Людмила поглядела куда-то поверх его головы, словно увидела там нечто, видимое только ей одной.
— Демоны Эрлина уже в Коломягах. Тебе надо поторопиться. Метро в двух кварталах отсюда, направо вдоль трамвайных путей…
Лешка поспешно встал из-за стола и натянул куртку, закинул за плечи рюкзак. Людмила осталась за столом.
— Я подожду их здесь, — сказала она, мстительно улыбаясь.
— Где мне искать Веронику? — спросил Лешка.
— Я не знаю, где она сейчас. Но знаю, куда она пойдет, если ее ничто не задержит…
Глава 40
Бездонная яма в Полюстрово
Несмотря на решение всю ночь не спать и ждать момента, когда Толик с бабушкой уйдут, чтобы можно было удрать из больницы к маме, Ники все-таки уснула. Она проспала до утра крепким здоровым сном и проснулась бодрой, не чувствуя никаких признаков простуды. Это был первый и единственный приятный сюрприз за все утро. Ники приподнялась в кровати и увидела, что на стуле у двери дремлет бабушка.
Движение Ники ее разбудило. Бабка раскрыла глаза, встрепенулась, и ее лицо тут же приняло скорбное и одновременно мрачно-удовлетворенное выражение. Ники это выражение было хорошо знакомо. Оно называлось: «Я всегда говорила, что это добром не кончится!»
Опять случилось что-то плохое, поняла Ники.
— Ну, вот мы и дождались! — особенно сухим и резким тоном объявила бабушка. — И все к этому шло! И с самого начала было ясно! Помню, как только я увидела этого кромешника, харю его буржуйскую, так сердце и екнуло — вот он, окаянный! И по роже видно, что душегуб…
Ники встревожилась.
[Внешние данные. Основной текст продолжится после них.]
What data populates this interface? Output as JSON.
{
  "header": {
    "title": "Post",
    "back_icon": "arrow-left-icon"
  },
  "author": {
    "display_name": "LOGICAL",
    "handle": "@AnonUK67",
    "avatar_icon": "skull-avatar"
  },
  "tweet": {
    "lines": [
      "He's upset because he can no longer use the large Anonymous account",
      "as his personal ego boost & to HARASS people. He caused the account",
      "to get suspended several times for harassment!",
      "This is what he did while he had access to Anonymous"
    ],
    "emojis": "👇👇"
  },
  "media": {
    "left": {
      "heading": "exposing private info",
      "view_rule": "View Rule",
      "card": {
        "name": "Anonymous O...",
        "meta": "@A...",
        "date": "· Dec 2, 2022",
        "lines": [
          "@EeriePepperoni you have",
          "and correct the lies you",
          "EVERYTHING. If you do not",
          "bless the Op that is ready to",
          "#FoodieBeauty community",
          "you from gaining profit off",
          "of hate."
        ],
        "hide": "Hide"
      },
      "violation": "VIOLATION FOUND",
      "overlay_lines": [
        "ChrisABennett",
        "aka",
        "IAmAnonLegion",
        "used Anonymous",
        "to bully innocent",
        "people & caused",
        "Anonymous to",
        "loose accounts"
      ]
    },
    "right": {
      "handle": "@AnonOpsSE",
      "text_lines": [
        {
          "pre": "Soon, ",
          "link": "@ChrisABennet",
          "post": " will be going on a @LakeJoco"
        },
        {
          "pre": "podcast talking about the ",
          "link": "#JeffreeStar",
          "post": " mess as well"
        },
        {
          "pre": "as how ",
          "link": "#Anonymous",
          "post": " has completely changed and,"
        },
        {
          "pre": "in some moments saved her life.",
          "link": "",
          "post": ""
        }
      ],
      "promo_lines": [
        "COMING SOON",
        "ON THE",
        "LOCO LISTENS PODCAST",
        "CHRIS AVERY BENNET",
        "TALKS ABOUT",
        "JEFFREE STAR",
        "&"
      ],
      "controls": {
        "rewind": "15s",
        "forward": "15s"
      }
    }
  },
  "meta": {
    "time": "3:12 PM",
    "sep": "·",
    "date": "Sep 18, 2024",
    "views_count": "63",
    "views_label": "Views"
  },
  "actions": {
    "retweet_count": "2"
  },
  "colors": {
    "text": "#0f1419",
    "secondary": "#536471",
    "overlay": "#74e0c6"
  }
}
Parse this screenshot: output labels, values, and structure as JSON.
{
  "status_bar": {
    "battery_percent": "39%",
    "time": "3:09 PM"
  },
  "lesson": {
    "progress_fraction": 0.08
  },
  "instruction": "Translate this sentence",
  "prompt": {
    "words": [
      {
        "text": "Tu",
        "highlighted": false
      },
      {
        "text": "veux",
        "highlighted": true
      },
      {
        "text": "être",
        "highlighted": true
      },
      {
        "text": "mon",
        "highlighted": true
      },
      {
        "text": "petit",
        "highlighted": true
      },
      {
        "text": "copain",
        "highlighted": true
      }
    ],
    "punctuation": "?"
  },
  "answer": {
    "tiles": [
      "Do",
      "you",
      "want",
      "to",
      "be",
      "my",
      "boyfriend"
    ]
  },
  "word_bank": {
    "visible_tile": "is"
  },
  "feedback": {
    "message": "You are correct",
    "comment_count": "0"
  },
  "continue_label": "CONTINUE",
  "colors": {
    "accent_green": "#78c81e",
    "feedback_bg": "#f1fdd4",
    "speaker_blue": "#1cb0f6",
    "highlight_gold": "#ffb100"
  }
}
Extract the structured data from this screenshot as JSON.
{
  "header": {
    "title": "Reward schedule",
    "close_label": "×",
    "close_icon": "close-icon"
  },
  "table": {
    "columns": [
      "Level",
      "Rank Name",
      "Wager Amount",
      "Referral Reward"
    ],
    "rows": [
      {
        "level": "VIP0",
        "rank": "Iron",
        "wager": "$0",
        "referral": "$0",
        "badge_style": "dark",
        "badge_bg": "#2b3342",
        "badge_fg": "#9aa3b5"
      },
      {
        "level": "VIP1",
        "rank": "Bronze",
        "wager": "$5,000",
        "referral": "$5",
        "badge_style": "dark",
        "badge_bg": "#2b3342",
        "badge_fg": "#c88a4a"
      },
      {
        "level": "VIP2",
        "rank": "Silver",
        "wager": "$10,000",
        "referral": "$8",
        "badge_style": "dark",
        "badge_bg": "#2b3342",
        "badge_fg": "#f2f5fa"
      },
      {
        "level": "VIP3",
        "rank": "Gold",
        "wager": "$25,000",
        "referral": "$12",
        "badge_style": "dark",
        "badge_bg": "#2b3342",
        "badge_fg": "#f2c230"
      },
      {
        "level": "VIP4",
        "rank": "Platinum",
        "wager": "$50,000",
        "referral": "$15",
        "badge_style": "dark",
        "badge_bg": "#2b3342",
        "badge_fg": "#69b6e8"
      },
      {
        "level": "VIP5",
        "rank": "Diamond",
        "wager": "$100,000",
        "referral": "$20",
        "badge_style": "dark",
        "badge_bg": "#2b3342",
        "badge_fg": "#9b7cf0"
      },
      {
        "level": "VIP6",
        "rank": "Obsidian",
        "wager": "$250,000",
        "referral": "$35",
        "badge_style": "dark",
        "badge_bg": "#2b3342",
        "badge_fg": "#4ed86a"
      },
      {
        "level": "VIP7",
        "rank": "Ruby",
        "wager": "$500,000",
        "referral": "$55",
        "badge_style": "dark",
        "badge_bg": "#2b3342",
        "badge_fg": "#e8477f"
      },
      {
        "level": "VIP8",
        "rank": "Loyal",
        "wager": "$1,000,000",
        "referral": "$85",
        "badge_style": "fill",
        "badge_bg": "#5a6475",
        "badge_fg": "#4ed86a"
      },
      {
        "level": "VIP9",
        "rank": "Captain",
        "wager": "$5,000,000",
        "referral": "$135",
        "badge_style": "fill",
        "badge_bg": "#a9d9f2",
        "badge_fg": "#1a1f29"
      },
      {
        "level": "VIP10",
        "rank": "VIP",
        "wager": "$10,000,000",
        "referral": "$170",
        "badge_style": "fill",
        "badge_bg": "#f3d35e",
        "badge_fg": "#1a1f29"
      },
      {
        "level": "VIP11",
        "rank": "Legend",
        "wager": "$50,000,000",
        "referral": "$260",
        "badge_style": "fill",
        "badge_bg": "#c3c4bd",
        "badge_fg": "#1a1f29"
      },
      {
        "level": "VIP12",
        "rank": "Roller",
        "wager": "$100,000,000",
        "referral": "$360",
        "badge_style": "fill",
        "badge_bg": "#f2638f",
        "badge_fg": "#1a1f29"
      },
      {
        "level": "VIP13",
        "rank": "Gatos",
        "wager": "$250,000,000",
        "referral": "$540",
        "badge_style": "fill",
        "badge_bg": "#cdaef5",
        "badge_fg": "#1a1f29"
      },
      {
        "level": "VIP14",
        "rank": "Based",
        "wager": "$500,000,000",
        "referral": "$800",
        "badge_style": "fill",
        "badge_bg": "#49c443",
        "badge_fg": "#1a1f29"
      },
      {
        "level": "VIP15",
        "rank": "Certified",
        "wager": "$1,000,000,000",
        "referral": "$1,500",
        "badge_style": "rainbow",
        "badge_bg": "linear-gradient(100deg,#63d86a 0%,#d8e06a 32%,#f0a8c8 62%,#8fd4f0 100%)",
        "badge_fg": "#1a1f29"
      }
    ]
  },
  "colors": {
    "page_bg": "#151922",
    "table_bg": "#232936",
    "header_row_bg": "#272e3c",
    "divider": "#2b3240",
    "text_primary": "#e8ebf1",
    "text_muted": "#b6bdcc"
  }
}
Бабкины слова, в принципе, были лишены какого-либо смысла, кроме эмоционального: она могла обозвать «кромешником» и «душегубом» кого угодно, вплоть до контролера в трамвае. Что же произошло?
— Ну да, может, оно и к лучшему. Пусть Людка, дурища, жизнь себе поломала, так хоть от изверга избавилась…
Услышав имя, Ники наконец поняла, что речь идет о ее матери, и мгновенно забыла о подслушанных ночью разговорах перед лицом нового страха.
— Бабушка, что случилось? — спросила она с тревогой, садясь в кровати.
Выцветшие глаза бабки скользнули по верхней одежде, в которой спала Ники, но никаких комментариев не последовало.
— Что теперь? — не отвечая на вопрос, продолжала она. — Под суд пойдет. Сломала жизнь и себе, и ребенку…
Внезапно бабушка решила сменить тональность пригорюнилась и завела:
— Ох, горюшко, наказание мое за грехи…
Эта тема была Ники тоже знакома: бабка готовилась устроить нечто вроде ритуального погребального плача на тему «загубили вы мою жизнь», который не вдруг прервешь. Глядя на нее, было невозможно понять, искренне ли она печалится, или искусно лицемерит, получая удовольствие от самого лицедейства. Ники об этом и не думала. Все ее мысли были о маме.
— Да что случилось-то? — рявкнула она.
— Сиротка ты теперь! — простонала бабка. Ники осознала ее слова и побелела.
— Что с мамой? — выговорила она непослушными губами.